At first she was a department favorite, but the novelty of a second-generation deputy wore off fast. There were a half dozen of them. Hess had found her to be aggressive, bright and a little arrogant. She’d told him she expected to run the homicide detail by age forty, the crimes against persons section by fifty, then be elected sheriff-coroner at fifty-eight. She was twenty-four at the time, working the jail as all Sheriff Department yearlings do. In the decade since then, she had not become widely liked. She seemed the opposite of her soft-spoken, modest father.
Hess thought it amusing how generations alternated traits so nimbly — he had seen it in his own nieces and nephews.
“Tim, she filed that lawsuit Friday afternoon. Went after Kemp for sexual harassment going back almost ten years. Physical stuff, she says. Well, by close of the workday two more female deputies had told the papers they were going to join in, file suits too. The lawyer’s talking class action. So we’ve got a lot of deputies taking sides, the usual battle lines. I was sorry Rayborn did it, because basically she’s a good investigator for being that young. I don’t know what to make of those complaints. No one’s ever complained about Phil before, except for him being Phil. Maybe that’s enough these days. I don’t know.”

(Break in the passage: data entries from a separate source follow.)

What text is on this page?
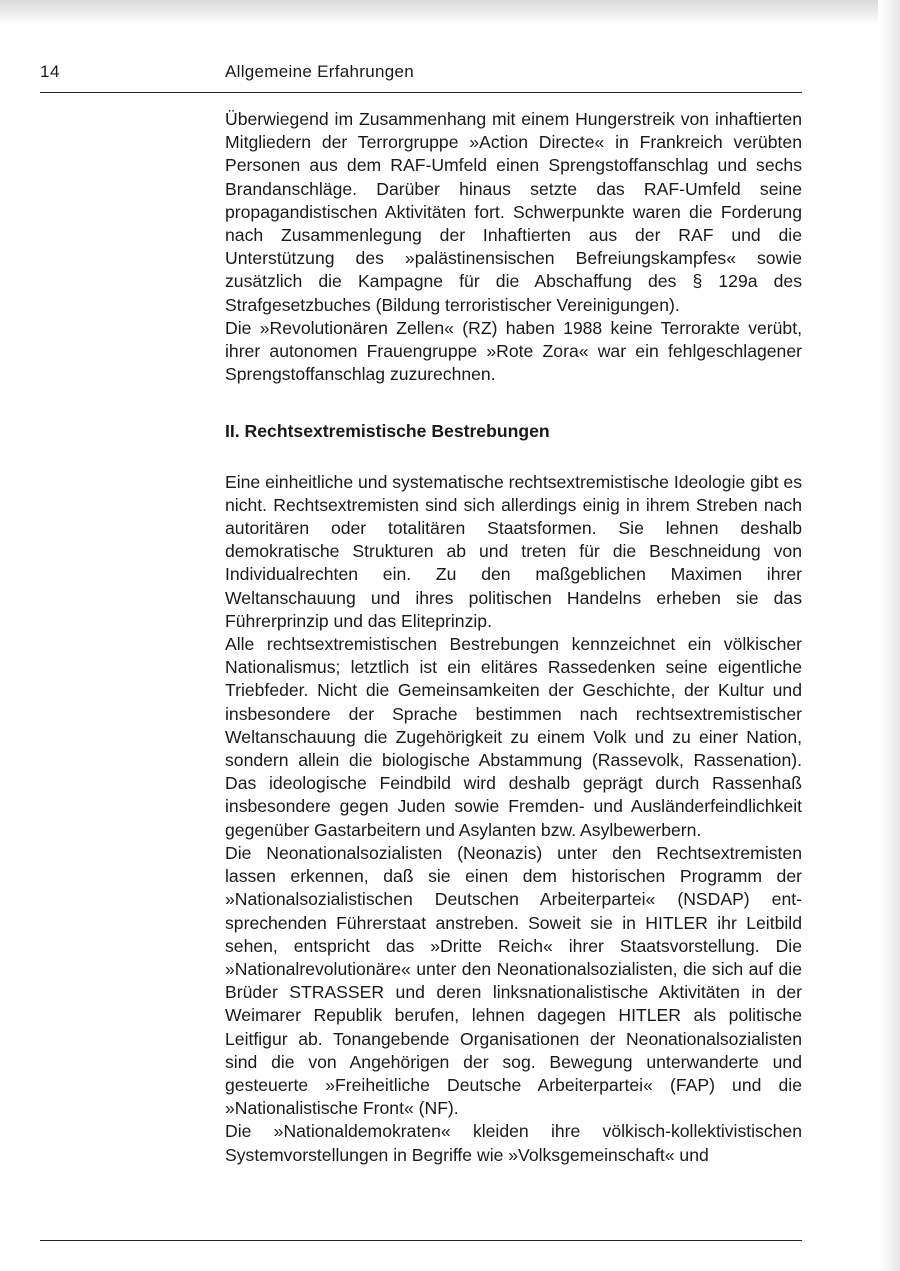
14	Allgemeine Erfahrungen

Überwiegend im Zusammenhang mit einem Hungerstreik von inhaftierten Mitgliedern der Terrorgruppe »Action Directe« in Frankreich verübten Personen aus dem RAF-Umfeld einen Sprengstoffanschlag und sechs Brandanschläge. Darüber hinaus setzte das RAF-Umfeld seine propagandistischen Aktivitäten fort. Schwerpunkte waren die Forderung nach Zusammenlegung der Inhaftierten aus der RAF und die Unterstützung des »palästinensischen Befreiungskampfes« sowie zusätzlich die Kampagne für die Abschaffung des § 129a des Strafgesetzbuches (Bildung terroristischer Vereinigungen).

Die »Revolutionären Zellen« (RZ) haben 1988 keine Terrorakte verübt, ihrer autonomen Frauengruppe »Rote Zora« war ein fehlgeschlagener Sprengstoffanschlag zuzurechnen.

II. Rechtsextremistische Bestrebungen

Eine einheitliche und systematische rechtsextremistische Ideologie gibt es nicht. Rechtsextremisten sind sich allerdings einig in ihrem Streben nach autoritären oder totalitären Staatsformen. Sie lehnen deshalb demokratische Strukturen ab und treten für die Beschneidung von Individualrechten ein. Zu den maßgeblichen Maximen ihrer Weltanschauung und ihres politischen Handelns erheben sie das Führerprinzip und das Eliteprinzip.

Alle rechtsextremistischen Bestrebungen kennzeichnet ein völkischer Nationalismus; letztlich ist ein elitäres Rassedenken seine eigentliche Triebfeder. Nicht die Gemeinsamkeiten der Geschichte, der Kultur und insbesondere der Sprache bestimmen nach rechtsextremistischer Weltanschauung die Zugehörigkeit zu einem Volk und zu einer Nation, sondern allein die biologische Abstammung (Rassevolk, Rassenation). Das ideologische Feindbild wird deshalb geprägt durch Rassenhaß insbesondere gegen Juden sowie Fremden- und Ausländerfeindlichkeit gegenüber Gastarbeitern und Asylanten bzw. Asylbewerbern.

Die Neonationalsozialisten (Neonazis) unter den Rechtsextremisten lassen erkennen, daß sie einen dem historischen Programm der »Nationalsozialistischen Deutschen Arbeiterpartei« (NSDAP) entsprechenden Führerstaat anstreben. Soweit sie in HITLER ihr Leitbild sehen, entspricht das »Dritte Reich« ihrer Staatsvorstellung. Die »Nationalrevolutionäre« unter den Neonationalsozialisten, die sich auf die Brüder STRASSER und deren linksnationalistische Aktivitäten in der Weimarer Republik berufen, lehnen dagegen HITLER als politische Leitfigur ab. Tonangebende Organisationen der Neonationalsozialisten sind die von Angehörigen der sog. Bewegung unterwanderte und gesteuerte »Freiheitliche Deutsche Arbeiterpartei« (FAP) und die »Nationalistische Front« (NF).

Die »Nationaldemokraten« kleiden ihre völkisch-kollektivistischen Systemvorstellungen in Begriffe wie »Volksgemeinschaft« und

Hess saw the disappointment. For a public figure Brighton was a private man, and he bore his department’s troubles as if they sprung from his own heart. He had always avoided conflict and wanted to be liked.
“I’ll try to fly under all that.”
“Good luck.”
“What did the dogs find?” he asked.
“They worked a couple of trails between the sites and a fire road about a hundred yards south of the highway. The two trails were real close to each other — a hundred yards or so. He parked and carried them through the brush. Did whatever he does. Carried them back out, apparently. Besides that, nothing.”